Hoy no puedo
pero mañana empezaré
a olvidarte.
Las calles estaban sucias y desoladas, como si hubiese pasado recientemente un carnaval. Me sentía solo y el paisaje acompañaba. Sentía la injusta soledad sin culpables que es el desamor. Su cara que vuelve con la última conversación y, esa mueca que tanto me enamoró. Vuelvo a momentos alegres vividos y ahora todo tiene una sombra de tristeza. Peregrina idea de lo que pudo haber sido, certidumbre de dónde estamos. La vida avanza y se lleva puesta las dudas y, nos quedamos de cara a la pared, pensando que ahora sí queremos, pero ya no se puede.
Caminé hasta llegar a la estación, compré un boleto y subí. Viajé casi toda la noche. El chofer tuvo que llamarme y darme pequeños empujoncitos para despertarme. Bajé atontado, entré al primer hotel que vi. Me tiré en la cama con los músculos entumecidos. Dormir en cualquier hotel, de cualquier ciudad me daba un desamparo acorde con mi estado de ánimo.
Un sol mañanero se cuela prepotente por entre las insuficientes cortinas. No aguantando más esa incomodidad me siento en la cama. Salgo del hotel y busco un bar. Entro en uno sombrío, fresco, con un piso de material húmedo, mesas rústicas con manteles de hule, dos ventiladores de techo rezongando en su lentitud. El mostrador largo y marrón mostraba botellas, copas, caja registradora y un gato que dormía ajeno al mundo. Me acerco y acaricio el cuerpo eléctrico del animal que me mira y maúlla. Una mujer obesa con vestido floreado, corre una sábana que hace de cortina y, me saluda mirando al gato que busca mi mano exigiendo más caricias.
—¿Puede ser un café? —pedí.
—Sí —dijo la gorda lacónicamente y desapareció detrás de la sábana colgada.

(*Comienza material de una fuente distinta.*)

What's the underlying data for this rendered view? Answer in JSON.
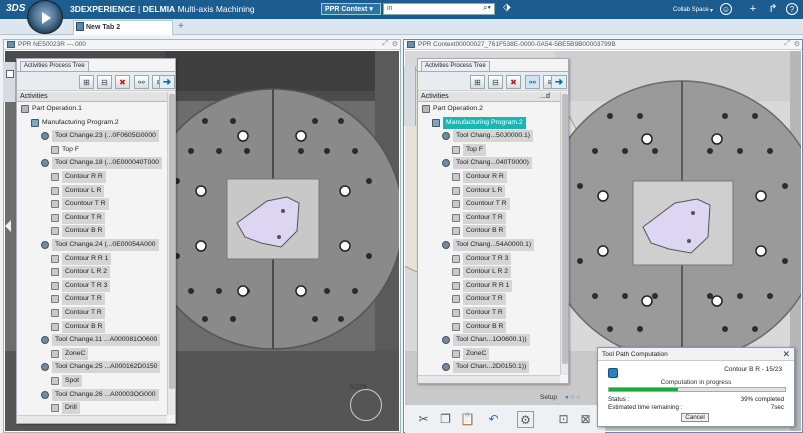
{
  "app": {
    "brand": "3DEXPERIENCE",
    "separator": " | ",
    "product": "DELMIA",
    "module": " Multi-axis Machining"
  },
  "toolbar": {
    "context_dropdown": "PPR Context",
    "search_value": "in",
    "collab_space": "Collab Space"
  },
  "tabs": [
    {
      "label": "New Tab 2"
    }
  ],
  "viewers": [
    {
      "title": "PPR NE50023R ---.000",
      "panel_tab": "Activities Process Tree",
      "column_header": "Activities",
      "tree": [
        {
          "label": "Part Operation.1",
          "type": "part",
          "level": 0
        },
        {
          "label": "Manufacturing Program.2",
          "type": "prog",
          "level": 1
        },
        {
          "label": "Tool Change.23 (...0F0605G0000",
          "type": "tool",
          "level": 2,
          "style": "grey"
        },
        {
          "label": "Top F",
          "type": "op",
          "level": 3
        },
        {
          "label": "Tool Change.18 (...0E000040T000",
          "type": "tool",
          "level": 2,
          "style": "grey"
        },
        {
          "label": "Contour R R",
          "type": "op",
          "level": 3,
          "style": "grey"
        },
        {
          "label": "Contour L R",
          "type": "op",
          "level": 3,
          "style": "grey"
        },
        {
          "label": "Countour T R",
          "type": "op",
          "level": 3,
          "style": "grey"
        },
        {
          "label": "Contour T R",
          "type": "op",
          "level": 3,
          "style": "grey"
        },
        {
          "label": "Contour B R",
          "type": "op",
          "level": 3,
          "style": "grey"
        },
        {
          "label": "Tool Change.24 (...0E00054A000",
          "type": "tool",
          "level": 2,
          "style": "grey"
        },
        {
          "label": "Contour R R 1",
          "type": "op",
          "level": 3,
          "style": "grey"
        },
        {
          "label": "Contour L R 2",
          "type": "op",
          "level": 3,
          "style": "grey"
        },
        {
          "label": "Contour T R 3",
          "type": "op",
          "level": 3,
          "style": "grey"
        },
        {
          "label": "Contour T R",
          "type": "op",
          "level": 3,
          "style": "grey"
        },
        {
          "label": "Contour T R",
          "type": "op",
          "level": 3,
          "style": "grey"
        },
        {
          "label": "Contour B R",
          "type": "op",
          "level": 3,
          "style": "grey"
        },
        {
          "label": "Tool Change.11 ...A000081O0600",
          "type": "tool",
          "level": 2,
          "style": "grey"
        },
        {
          "label": "ZoneC",
          "type": "op",
          "level": 3,
          "style": "grey"
        },
        {
          "label": "Tool Change.25 ...A000162D0150",
          "type": "tool",
          "level": 2,
          "style": "grey"
        },
        {
          "label": "Spot",
          "type": "op",
          "level": 3,
          "style": "grey"
        },
        {
          "label": "Tool Change.26 ...A00003OG000",
          "type": "tool",
          "level": 2,
          "style": "grey"
        },
        {
          "label": "Drill",
          "type": "op",
          "level": 3,
          "style": "grey"
        }
      ]
    },
    {
      "title": "PPR Context00000027_761F538E-0000-0A54-5BE5B9B00003799B",
      "panel_tab": "Activities Process Tree",
      "column_header": "Activities",
      "column_header_2": "...d",
      "tree": [
        {
          "label": "Part Operation.2",
          "type": "part",
          "level": 0
        },
        {
          "label": "Manufacturing Program.2",
          "type": "prog",
          "level": 1,
          "style": "sel"
        },
        {
          "label": "Tool Chang...50J0000.1)",
          "type": "tool",
          "level": 2,
          "style": "grey"
        },
        {
          "label": "Top F",
          "type": "op",
          "level": 3,
          "style": "grey"
        },
        {
          "label": "Tool Chang...040T0000)",
          "type": "tool",
          "level": 2,
          "style": "grey"
        },
        {
          "label": "Contour R R",
          "type": "op",
          "level": 3,
          "style": "grey"
        },
        {
          "label": "Contour L R",
          "type": "op",
          "level": 3,
          "style": "grey"
        },
        {
          "label": "Countour T R",
          "type": "op",
          "level": 3,
          "style": "grey"
        },
        {
          "label": "Contour T R",
          "type": "op",
          "level": 3,
          "style": "grey"
        },
        {
          "label": "Contour B R",
          "type": "op",
          "level": 3,
          "style": "grey"
        },
        {
          "label": "Tool Chang...54A0000.1)",
          "type": "tool",
          "level": 2,
          "style": "grey"
        },
        {
          "label": "Contour T R 3",
          "type": "op",
          "level": 3,
          "style": "grey"
        },
        {
          "label": "Contour L R 2",
          "type": "op",
          "level": 3,
          "style": "grey"
        },
        {
          "label": "Contour R R 1",
          "type": "op",
          "level": 3,
          "style": "grey"
        },
        {
          "label": "Contour T R",
          "type": "op",
          "level": 3,
          "style": "grey"
        },
        {
          "label": "Contour T R",
          "type": "op",
          "level": 3,
          "style": "grey"
        },
        {
          "label": "Contour B R",
          "type": "op",
          "level": 3,
          "style": "grey"
        },
        {
          "label": "Tool Chan...1O0600.1))",
          "type": "tool",
          "level": 2,
          "style": "grey"
        },
        {
          "label": "ZoneC",
          "type": "op",
          "level": 3,
          "style": "grey"
        },
        {
          "label": "Tool Chan...2D0150.1))",
          "type": "tool",
          "level": 2,
          "style": "grey"
        }
      ]
    }
  ],
  "compute_dialog": {
    "title": "Tool Path Computation",
    "operation": "Contour B R - 15/23",
    "progress_label": "Computation in progress",
    "progress_fraction": 0.39,
    "status_label": "Status :",
    "status_value": "39% completed",
    "remaining_label": "Estimated time remaining :",
    "remaining_value": "7sec",
    "cancel_label": "Cancel"
  },
  "bottom": {
    "setup_label": "Setup"
  },
  "viewport": {
    "zoom_readout": "0.229"
  },
  "colors": {
    "topbar": "#1c5c8f",
    "selection": "#1ab5b5",
    "progress": "#1fa83a"
  }
}
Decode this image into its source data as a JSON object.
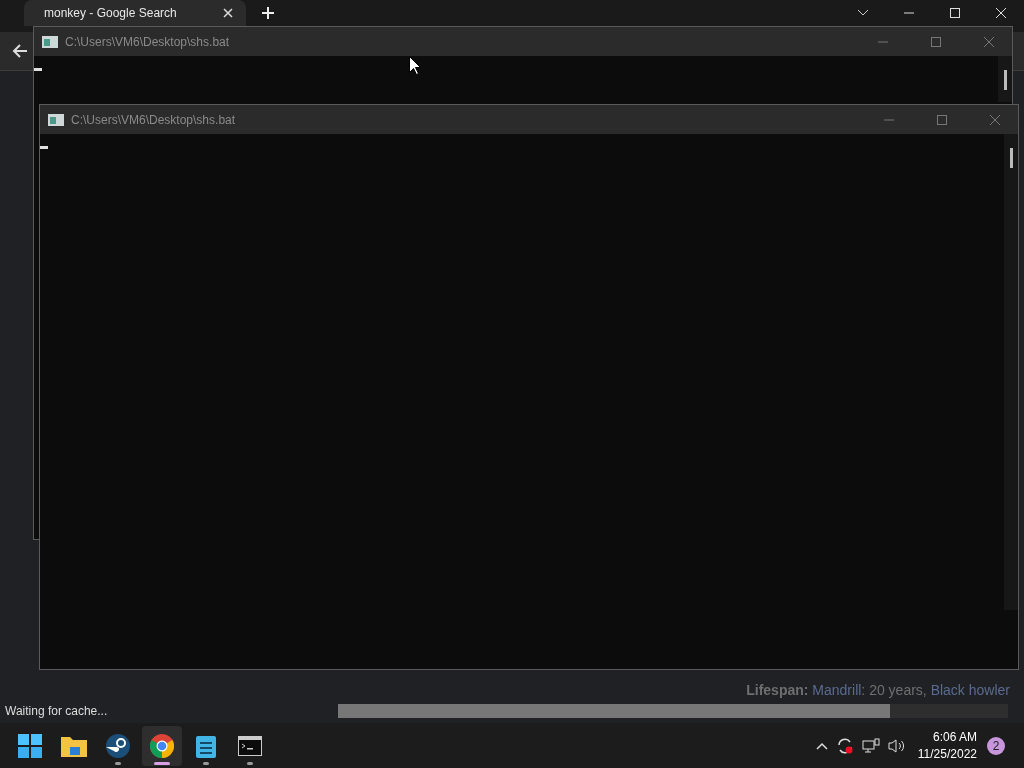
{
  "browser": {
    "tabs": [
      {
        "title": "monkey - Google Search",
        "selected": true
      }
    ],
    "lifespan": [
      {
        "kind": "label",
        "text": "Lifespan:"
      },
      {
        "kind": "link",
        "text": "Mandrill"
      },
      {
        "kind": "text",
        "text": ": 20 years,"
      },
      {
        "kind": "link",
        "text": "Black howler"
      }
    ],
    "status": "Waiting for cache..."
  },
  "consoles": [
    {
      "title": "C:\\Users\\VM6\\Desktop\\shs.bat"
    },
    {
      "title": "C:\\Users\\VM6\\Desktop\\shs.bat"
    }
  ],
  "taskbar": {
    "apps": [
      {
        "kind": "start",
        "running": false,
        "selected": false
      },
      {
        "kind": "folder",
        "running": false,
        "selected": false
      },
      {
        "kind": "steam",
        "running": true,
        "selected": false
      },
      {
        "kind": "chrome",
        "running": true,
        "selected": true
      },
      {
        "kind": "notepad",
        "running": true,
        "selected": false
      },
      {
        "kind": "terminal",
        "running": true,
        "selected": false
      }
    ],
    "time": "6:06 AM",
    "date": "11/25/2022",
    "notifications": "2"
  }
}
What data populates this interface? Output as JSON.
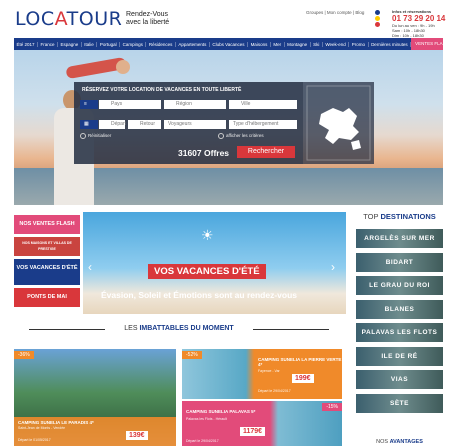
{
  "header": {
    "logo_prefix": "LOC",
    "logo_a": "A",
    "logo_suffix": "TOUR",
    "tagline_1": "Rendez-Vous",
    "tagline_2": "avec la liberté",
    "toplinks": "Groupes | Mon compte | Blog",
    "info_title": "Infos et réservations",
    "phone": "01 73 29 20 14",
    "hours_1": "Du lun au ven : 9h - 19h",
    "hours_2": "Sam : 10h - 18h30",
    "hours_3": "Dim : 10h - 18h30",
    "flag_colors": [
      "#1a3c8a",
      "#ffcc00",
      "#d9373b"
    ]
  },
  "nav": {
    "items": [
      "Été 2017",
      "France",
      "Espagne",
      "Italie",
      "Portugal",
      "Campings",
      "Résidences",
      "Appartements",
      "Clubs Vacances",
      "Maisons",
      "Mer",
      "Montagne",
      "Ski",
      "Week-end",
      "Promo",
      "Dernières minutes"
    ],
    "flash": "VENTES FLASH"
  },
  "search": {
    "title": "RÉSERVEZ VOTRE LOCATION DE VACANCES EN TOUTE LIBERTÉ",
    "pays": "Pays",
    "region": "Région",
    "ville": "Ville",
    "depart": "Départ",
    "retour": "Retour",
    "voyageurs": "Voyageurs",
    "hebergement": "Type d'hébergement",
    "reinitialiser": "Réinitialiser",
    "afficher": "afficher les critères",
    "offers": "31607 Offres",
    "button": "Rechercher"
  },
  "tiles": [
    {
      "label": "NOS VENTES FLASH",
      "color": "#e24b7a"
    },
    {
      "label": "NOS MAISONS ET VILLAS DE PRESTIGE",
      "color": "#c9443f"
    },
    {
      "label": "VOS VACANCES D'ÉTÉ",
      "color": "#1a3c8a"
    },
    {
      "label": "PONTS DE MAI",
      "color": "#d9373b"
    }
  ],
  "slider": {
    "title": "VOS VACANCES D'ÉTÉ",
    "subtitle": "Évasion, Soleil et Émotions sont au rendez-vous",
    "prev": "‹",
    "next": "›"
  },
  "destinations": {
    "title_pre": "TOP",
    "title_bold": "DESTINATIONS",
    "items": [
      "ARGELÈS SUR MER",
      "BIDART",
      "LE GRAU DU ROI",
      "BLANES",
      "PALAVAS LES FLOTS",
      "ILE DE RÉ",
      "VIAS",
      "SÈTE"
    ]
  },
  "imbattables": {
    "title_pre": "LES",
    "title_bold": "IMBATTABLES DU MOMENT"
  },
  "cards": [
    {
      "badge": "-36%",
      "name": "CAMPING SUNELIA LE PARADIS 4*",
      "desc": "Saint-Jean de Monts - Vendée",
      "price": "139€",
      "price_note": "Départ le 01/05/2017",
      "badge_color": "#f08a2a"
    },
    {
      "badge": "-52%",
      "name": "CAMPING SUNELIA LA PIERRE VERTE 4*",
      "desc": "Fayence - Var",
      "price": "199€",
      "price_note": "Départ le 29/04/2017",
      "badge_color": "#f08a2a"
    },
    {
      "badge": "-15%",
      "name": "CAMPING SUNELIA PALAVAS 5*",
      "desc": "Palavas les Flots - Hérault",
      "price": "1179€",
      "price_note": "Départ le 29/04/2017",
      "badge_color": "#e24b7a"
    }
  ],
  "avantages": {
    "pre": "NOS",
    "bold": "AVANTAGES"
  }
}
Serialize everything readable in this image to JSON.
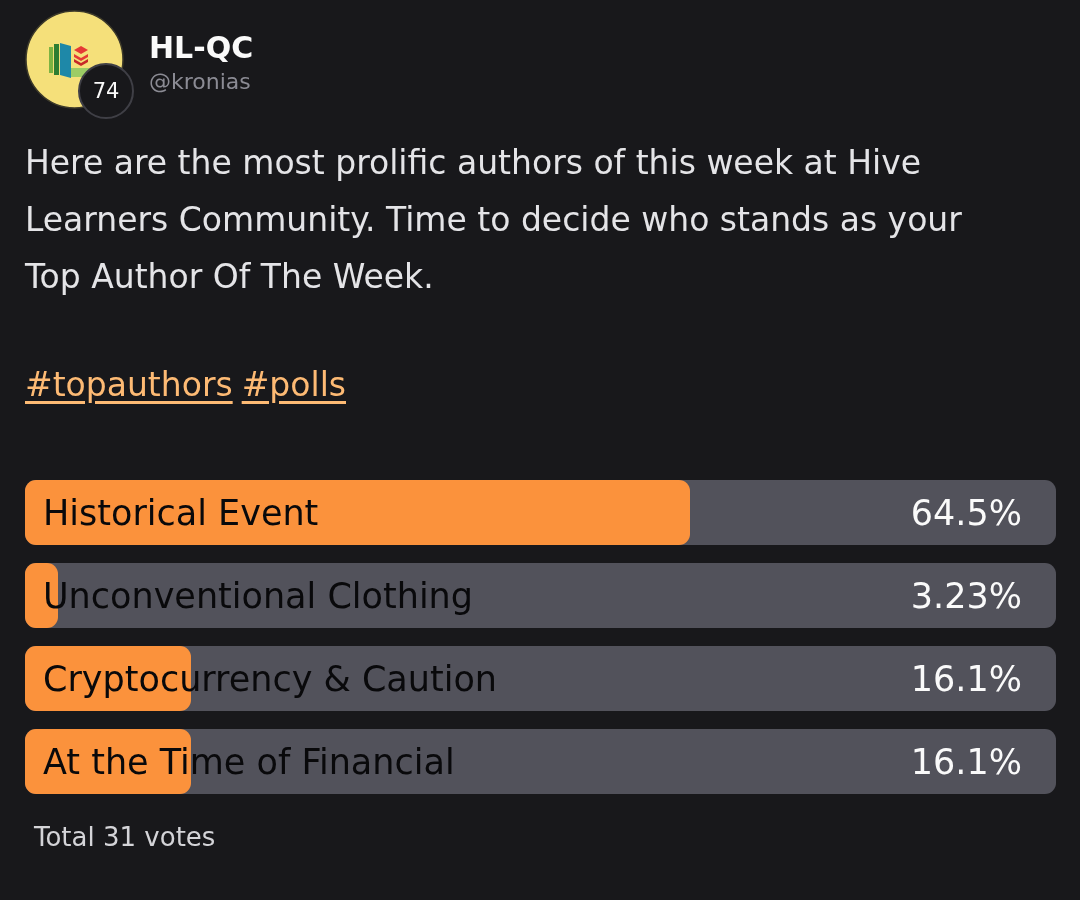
{
  "post": {
    "author": {
      "name": "HL-QC",
      "handle": "@kronias",
      "badge": "74"
    },
    "text": "Here are the most prolific authors of this week at Hive Learners Community. Time to decide who stands as your Top Author Of The Week.",
    "hashtags": [
      "#topauthors",
      "#polls"
    ]
  },
  "poll": {
    "options": [
      {
        "label": "Historical Event",
        "percent": "64.5%",
        "level": 0.645
      },
      {
        "label": "Unconventional Clothing",
        "percent": "3.23%",
        "level": 0.032
      },
      {
        "label": "Cryptocurrency & Caution",
        "percent": "16.1%",
        "level": 0.161
      },
      {
        "label": "At the Time of Financial",
        "percent": "16.1%",
        "level": 0.161
      }
    ],
    "total": "Total 31 votes"
  }
}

El gato ya me estaba incomodando, cuando escucho que alguien grita detrás de mí
—¡Mandinga! —una voz de orden, de llamado pero no de enojo. Me doy vuelta a la vez que el gato sale corriendo y lo pierdo de vista.
—Ya no lo va a volver a molestar —me dice un viejito mostrándome una sonrisa desdentada. Agradezco y la gorda me lleva una gran taza a la mesa, dándome a entender que en el mostrador no la podía tomar. Acepté el lugar que eligió la señora y me senté. El viejo besó a la gorda en la boca y, no pude dejar de imaginarlos desnudos en la cama. Sacudí mi cabeza y me dediqué a la taza. Estoy seguro de que, de probar agua sucia, no diferiría mucho del café que estaba tomando. El gato descaradamente se sube a la mesa y, ronroneando busca mi mano para que lo acaricie. No sin malicia lo empujo, cae y vuelve a subir con más ímpetu. Dejo un billete que sé que cubre el costo de esa especie de café, y salgo. Camino casi una cuadra con el gato maullando a mi costado. Me doy vuelta decidido y le pego una patada que lo tira casi dos metros. Vuela con las patas muy abiertas y gritando, cae y sale corriendo.
La dejé de querer, se lo dije y, nos separamos. Ahora estoy acá pateando gato, tomando café horrible. Me muevo como un autómata, el desamor me desarmó, Y lo más ridículo, son estas ganas de saber de ella.